EV(電気自動車)やHV(ハイブリッド自動車)に付けられる音とはどのようなものか。
実車走行調査での「静音性対策」走行音を、記者の主観で誤解を恐れずに言えば、昭和の怪獣映画に出てきたUFO(未確認飛行物体)の円盤が飛んでくる効果音のようだった。“ぶーん”とうなるような音。自動車メーカーは、これを「インバーター音」(モーター音)と呼んだ。
音色はガソリンエンジンの音より高く、モーター音よりも低い。レシプロエンジンとモーターの中間を思わせる音で、注意深く聞き取れば、明確に聞き分けられる。
試験車両は、HVではトヨタ『プリウス』、EVでは三菱『i-MiEV』、日産の試作車の3台。その3台ともベース音は似ているが、音程や音量に差がある。ガイドラインには音量や音色に明確な数値が記されていないためだ。しかし、豊富な音色のホーン(警笛)に比べれば、静音性対策の走行音の車種別の差は、とてもわずかだ。
音量も、これほどのものかというほど小さい。会場となった尾久自動車学校(東京都小金井市)は、当日は休校で鳥のさえずりが聞こえるほど静かだった。そのため静音性対策車両の音も明確に聞き取れたが、会場横を通過するJR中央線の車両音には簡単にかき消されてしまう。10km/hで走るガソリン車の後ろをついていると、その音色の差で聞き分けることができるが、音量的な差はわずか。ガソリン車が多い道路ではかき消されてしまうかもしれない。

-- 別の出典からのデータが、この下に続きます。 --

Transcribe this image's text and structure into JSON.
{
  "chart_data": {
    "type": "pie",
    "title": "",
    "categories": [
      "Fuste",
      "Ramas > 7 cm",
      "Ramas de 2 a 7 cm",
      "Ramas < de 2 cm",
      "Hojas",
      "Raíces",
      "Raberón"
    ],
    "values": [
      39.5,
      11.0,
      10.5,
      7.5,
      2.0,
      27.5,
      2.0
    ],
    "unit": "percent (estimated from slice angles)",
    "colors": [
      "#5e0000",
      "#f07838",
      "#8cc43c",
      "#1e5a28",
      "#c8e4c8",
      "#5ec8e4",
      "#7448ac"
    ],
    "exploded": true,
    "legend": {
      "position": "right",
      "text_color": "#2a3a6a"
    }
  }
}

「ガソリン車のアイドリング音は48dBから50dB。静音性対策車両の音は58dB程度」(トヨタ自動車技術統括部予防安全企画グループ・松尾芳明グループ長)という。
静音性対策音は、ガソリン車の走行音のように加減速の状況も想像できるように考えられていた。携帯電話の電子音のように、距離感がつかめないというような不便さもなかった。完全な停止中は音を鳴らさないため、当然だがスイッチを切ったように唐突に音が切れる。これで、改めてモーター音ではなく、わざと付けられた音だと再認識させられるほどよくできた音だ。
10日の実車走行調査と体験会は、今年1月29日に国土交通省自動車交通局が「静音性対策」についてのガイドラインを作成して以来、初めて具体的な対策を施した車両の公開となる。自動車メーカー関係者は「対策済み市販車両取り付けられるものに極めて近い」という。